(Py)Spark to_date convert 31-DEC-98 to 2098-12-31. Is there a way to make it 1998-12-31?
The document does not have an option to select 1000 or 2000.
to_date(date_str[, fmt]) - Parses the date_str expression with the fmt expression to a date. Returns null with invalid input.
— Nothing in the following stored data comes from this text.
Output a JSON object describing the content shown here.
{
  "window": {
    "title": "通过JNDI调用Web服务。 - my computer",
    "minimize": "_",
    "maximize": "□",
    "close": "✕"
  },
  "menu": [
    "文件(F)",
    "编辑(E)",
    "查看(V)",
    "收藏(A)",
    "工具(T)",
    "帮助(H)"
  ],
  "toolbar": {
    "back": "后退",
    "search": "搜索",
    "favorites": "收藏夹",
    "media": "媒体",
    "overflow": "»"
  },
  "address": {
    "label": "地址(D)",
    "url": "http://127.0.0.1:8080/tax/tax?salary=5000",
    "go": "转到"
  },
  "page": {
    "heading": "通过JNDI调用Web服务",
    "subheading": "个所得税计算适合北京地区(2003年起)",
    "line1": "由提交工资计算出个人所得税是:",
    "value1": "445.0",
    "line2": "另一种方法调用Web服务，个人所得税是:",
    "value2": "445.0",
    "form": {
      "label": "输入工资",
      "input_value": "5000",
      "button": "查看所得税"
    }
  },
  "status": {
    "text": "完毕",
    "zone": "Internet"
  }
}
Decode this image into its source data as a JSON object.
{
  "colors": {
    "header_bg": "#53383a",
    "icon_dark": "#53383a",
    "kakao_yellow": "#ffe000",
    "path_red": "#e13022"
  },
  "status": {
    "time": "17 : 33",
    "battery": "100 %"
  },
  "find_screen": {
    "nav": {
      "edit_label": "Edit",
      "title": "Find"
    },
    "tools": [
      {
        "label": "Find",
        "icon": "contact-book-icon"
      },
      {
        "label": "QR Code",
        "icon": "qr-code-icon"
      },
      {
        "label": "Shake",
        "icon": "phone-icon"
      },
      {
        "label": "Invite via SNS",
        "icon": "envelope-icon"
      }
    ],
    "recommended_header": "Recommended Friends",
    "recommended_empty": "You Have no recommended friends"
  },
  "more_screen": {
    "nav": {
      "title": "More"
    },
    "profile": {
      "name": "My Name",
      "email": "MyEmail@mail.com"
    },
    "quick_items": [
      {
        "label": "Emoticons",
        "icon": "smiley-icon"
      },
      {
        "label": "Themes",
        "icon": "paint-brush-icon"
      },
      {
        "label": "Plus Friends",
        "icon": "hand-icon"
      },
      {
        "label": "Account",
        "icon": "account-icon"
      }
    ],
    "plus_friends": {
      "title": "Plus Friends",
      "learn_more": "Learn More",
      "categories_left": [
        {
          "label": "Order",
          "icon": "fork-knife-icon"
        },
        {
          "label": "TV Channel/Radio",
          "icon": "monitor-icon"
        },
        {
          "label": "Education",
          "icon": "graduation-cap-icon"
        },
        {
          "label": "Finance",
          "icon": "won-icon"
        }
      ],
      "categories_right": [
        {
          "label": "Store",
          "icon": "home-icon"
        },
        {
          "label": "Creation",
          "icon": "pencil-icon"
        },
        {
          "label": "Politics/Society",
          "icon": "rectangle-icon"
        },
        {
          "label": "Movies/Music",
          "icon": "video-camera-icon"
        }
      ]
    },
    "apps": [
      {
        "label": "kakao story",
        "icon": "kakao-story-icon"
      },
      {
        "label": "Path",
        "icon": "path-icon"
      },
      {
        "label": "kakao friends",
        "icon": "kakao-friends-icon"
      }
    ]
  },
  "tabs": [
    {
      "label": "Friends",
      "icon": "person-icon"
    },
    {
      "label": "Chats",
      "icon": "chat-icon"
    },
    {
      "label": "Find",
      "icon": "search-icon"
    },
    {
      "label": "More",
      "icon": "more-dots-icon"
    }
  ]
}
By default, it follows casting rules to a date if the fmt is omitted.
grade_type = spark.read\
.option("header", "true")\
.option("nullValue", "")\
.option("inferSchema", "true")\
.csv("student/GRADE_TYPE_DATA_TABLE.csv")
grade_type.show(3)
-----
+---------------+-----------+----------+------------+-----------+-------------+
|GRADE_TYPE_CODE|DESCRIPTION|CREATED_BY|CREATED_DATE|MODIFIED_BY|MODIFIED_DATE|
+---------------+-----------+----------+------------+-----------+-------------+
| FI| Final| MCAFFREY| 31-DEC-98| MCAFFREY| 31-DEC-98|
| HM| Homework| MCAFFREY| 31-DEC-98| MCAFFREY| 31-DEC-98|
| MT| Midterm| MCAFFREY| 31-DEC-98| MCAFFREY| 31-DEC-98|
+---------------+-----------+----------+------------+-----------+-------------+
grade_type = spark.read\
.option("header", "true")\
.option("nullValue", "")\
.option("inferSchema", "true")\
.csv("student/GRADE_TYPE_DATA_TABLE.csv")\
.withColumn("CREATED_DATE", to_date(col('CREATED_DATE'), "dd-MMM-yy"))\
.withColumn("MODIFIED_DATE", to_date(col('MODIFIED_DATE'), "dd-MMM-yy"))
grade_type.show(3)
-----
+---------------+-----------+----------+------------+-----------+-------------+
|GRADE_TYPE_CODE|DESCRIPTION|CREATED_BY|CREATED_DATE|MODIFIED_BY|MODIFIED_DATE|
+---------------+-----------+----------+------------+-----------+-------------+
| FI| Final| MCAFFREY| 2098-12-31| MCAFFREY| 2098-12-31|
| HM| Homework| MCAFFREY| 2098-12-31| MCAFFREY| 2098-12-31|
| MT| Midterm| MCAFFREY| 2098-12-31| MCAFFREY| 2098-12-31|
+---------------+-----------+----------+------------+-----------+-------------+